Annualised returns over 20 years was 7 per cent, up from 6 per cent a year ago. Dividend income was S$9 billion for the year. Net profit improved to S$21 billion from S$14 billion a year earlier, Temasek said.
During the year under review, Temasek invested S$29 billion and divested S$16 billion. That reversed the net divestment stance in FY2017, when the firm put S$16 billion of funds to work but sold S$18 billion of assets.
But the pace of new investments could slow in the year ahead. Temasek expects global growth to moderate, with a probability of increased down risks.
"Given the market outlook, we may recalibrate and slow our investment pace over the next nine to 18 months," Temasek managing director of investment Alpin Mehta said.
But if markets and valuations correct significantly, that might change as investments become attractive, said Rohit Sipahimalani, Temasek joint head, portfolio strategy and risk group.

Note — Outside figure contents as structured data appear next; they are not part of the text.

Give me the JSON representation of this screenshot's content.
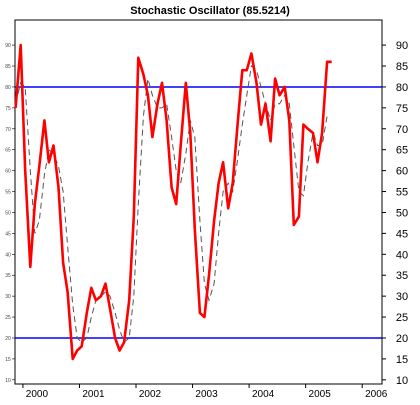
{
  "chart_data": {
    "type": "line",
    "title": "Stochastic Oscillator (85.5214)",
    "xlabel": "",
    "ylabel": "",
    "xlim": [
      1999.86,
      2006.35
    ],
    "ylim": [
      9,
      96
    ],
    "x_ticks": [
      "2000",
      "2001",
      "2002",
      "2003",
      "2004",
      "2005",
      "2006"
    ],
    "x_tick_values": [
      2000,
      2001,
      2002,
      2003,
      2004,
      2005,
      2006
    ],
    "y_ticks": [
      10,
      15,
      20,
      25,
      30,
      35,
      40,
      45,
      50,
      55,
      60,
      65,
      70,
      75,
      80,
      85,
      90
    ],
    "grid": false,
    "reference_lines": [
      80,
      20
    ],
    "colors": {
      "main": "#ff0000",
      "signal": "#555555",
      "reference": "#0000ff"
    },
    "series": [
      {
        "x": [
          1999.87,
          1999.96,
          2000.04,
          2000.13,
          2000.21,
          2000.29,
          2000.38,
          2000.46,
          2000.54,
          2000.63,
          2000.71,
          2000.79,
          2000.88,
          2000.96,
          2001.04,
          2001.13,
          2001.21,
          2001.29,
          2001.38,
          2001.46,
          2001.54,
          2001.63,
          2001.71,
          2001.79,
          2001.88,
          2001.96,
          2002.04,
          2002.13,
          2002.21,
          2002.29,
          2002.38,
          2002.46,
          2002.54,
          2002.63,
          2002.71,
          2002.79,
          2002.88,
          2002.96,
          2003.04,
          2003.13,
          2003.21,
          2003.29,
          2003.38,
          2003.46,
          2003.54,
          2003.63,
          2003.71,
          2003.79,
          2003.88,
          2003.96,
          2004.04,
          2004.13,
          2004.21,
          2004.29,
          2004.38,
          2004.46,
          2004.54,
          2004.63,
          2004.71,
          2004.79,
          2004.88,
          2004.96,
          2005.04,
          2005.13,
          2005.21,
          2005.29,
          2005.38,
          2005.46
        ],
        "values": [
          75,
          90,
          60,
          37,
          52,
          61,
          72,
          62,
          66,
          56,
          38,
          31,
          15,
          17,
          18,
          26,
          32,
          29,
          30,
          33,
          27,
          20,
          17,
          19,
          29,
          49,
          87,
          83,
          78,
          68,
          76,
          81,
          72,
          56,
          52,
          66,
          81,
          69,
          46,
          26,
          25,
          35,
          48,
          57,
          62,
          51,
          57,
          70,
          84,
          84,
          88,
          81,
          71,
          76,
          67,
          82,
          78,
          80,
          72,
          47,
          49,
          71,
          70,
          69,
          62,
          69,
          86,
          86
        ]
      },
      {
        "x": [
          1999.87,
          1999.96,
          2000.04,
          2000.13,
          2000.21,
          2000.29,
          2000.38,
          2000.46,
          2000.54,
          2000.63,
          2000.71,
          2000.79,
          2000.88,
          2000.96,
          2001.04,
          2001.13,
          2001.21,
          2001.29,
          2001.38,
          2001.46,
          2001.54,
          2001.63,
          2001.71,
          2001.79,
          2001.88,
          2001.96,
          2002.04,
          2002.13,
          2002.21,
          2002.29,
          2002.38,
          2002.46,
          2002.54,
          2002.63,
          2002.71,
          2002.79,
          2002.88,
          2002.96,
          2003.04,
          2003.13,
          2003.21,
          2003.29,
          2003.38,
          2003.46,
          2003.54,
          2003.63,
          2003.71,
          2003.79,
          2003.88,
          2003.96,
          2004.04,
          2004.13,
          2004.21,
          2004.29,
          2004.38,
          2004.46,
          2004.54,
          2004.63,
          2004.71,
          2004.79,
          2004.88,
          2004.96,
          2005.04,
          2005.13,
          2005.21,
          2005.29,
          2005.38
        ],
        "values": [
          76,
          81,
          80,
          60,
          45,
          48,
          59,
          65,
          64,
          61,
          55,
          42,
          28,
          20,
          19,
          20,
          25,
          29,
          30,
          31,
          30,
          26,
          22,
          19,
          20,
          30,
          52,
          73,
          82,
          78,
          75,
          75,
          76,
          68,
          60,
          57,
          64,
          72,
          68,
          48,
          33,
          29,
          33,
          45,
          55,
          57,
          55,
          62,
          71,
          78,
          85,
          84,
          80,
          76,
          72,
          76,
          76,
          78,
          76,
          66,
          55,
          54,
          62,
          69,
          66,
          66,
          73
        ]
      }
    ]
  }
}
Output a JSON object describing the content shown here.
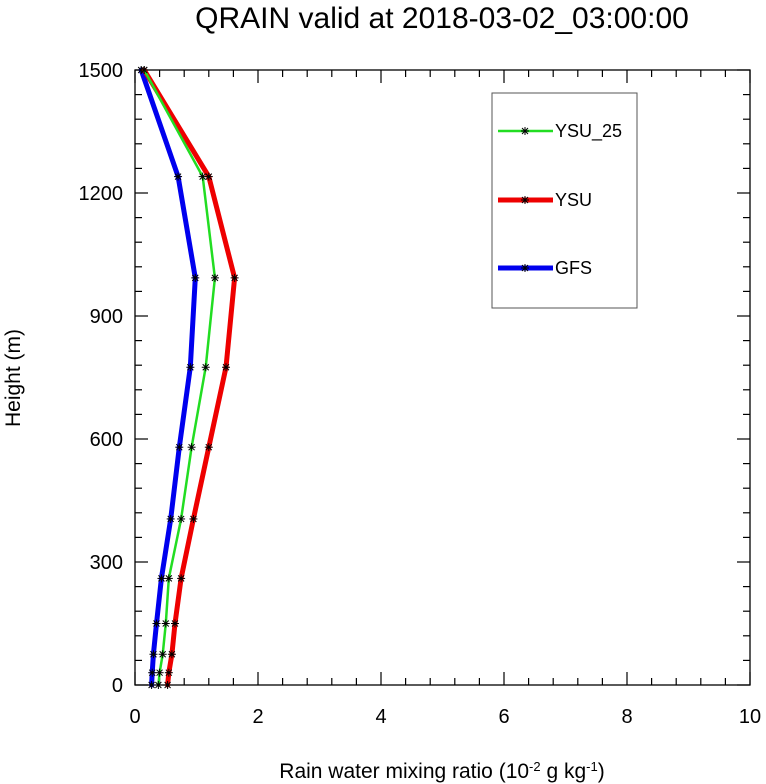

The US accounted for the largest share of new investments in FY2018, followed by China and Europe. The Americas and Europe now combine to make up almost a quarter of the portfolio, behind Singapore's 27 per cent and China's 26 per cent.
Last year Temasek set up an office in Washington DC to track policy developments that may affect its business. That makes it Temasek's third office in the US; the other two are in New York and San Francisco.
Since 2011 Temasek has been increasing its focus on the technology, life sciences, agribusinesses, non-bank financial services and consumer sectors. During the year, those focus sectors made up nearly half or S$13 billion of new investments. Its exposure in these focus sectors now make up about S$80 billion, or 26 per cent of total portfolio, up from S$9 billion, or 5 per cent, of a smaller portfolio in 2011.
Temasek has a 60:40 underlying exposure to mature economies and growth regions.
Singapore's share of the portfolio slipped from 29 per cent to 27 per cent. China's share, however, went up from 25 to 26 per cent. North America, which represented a 10 per cent share in FY2016 and 12 per cent in FY2017, now forms a 13 per cent share of geographical exposure. Europe's share has also increased to 9 per cent from 8 per cent.
Australia and New Zealand accounted for 7 per cent in FY2018, down from 8 per cent in FY2017 and 9 per cent in FY2016.
Mr Sipahimalani said that while Singapore's portfolio share was declining, it was still growing in absolute size in the past two years.
"It's just that its share of the portfolio has gone down partly because of incremental opportunities that we've seen in other parts of the world," he said. "In some sense that's natural, 15 years back we were investing primarily in Singapore, now that we have a global footprint and themes that we talked about that we think can give us stable returns over the long term, a lot of those themes are global, and so therefore we would find opportunities in the US, Europe, China and elsewhere."
Temasek will continue to invest in Singapore if the right opportunities present themselves, he added.
Png Chin Yee, Temasek head, financial services, said there are no specific targets for portfolio mix.
SingTel remains Temasek's largest single investment at 9 per cent of the portfolio, down from 18 per cent in 2008 and 46 per cent in 1998.
SingTel's share price has been performing poorly, with market cap down 14 per cent in the year under review.
"We can't look at things from just a one-year perspective. SingTel has been a steady dividend payer, if you take longer periods, in the last 15 years, SingTel's return has been in double digits," said Mr Sipahimalani.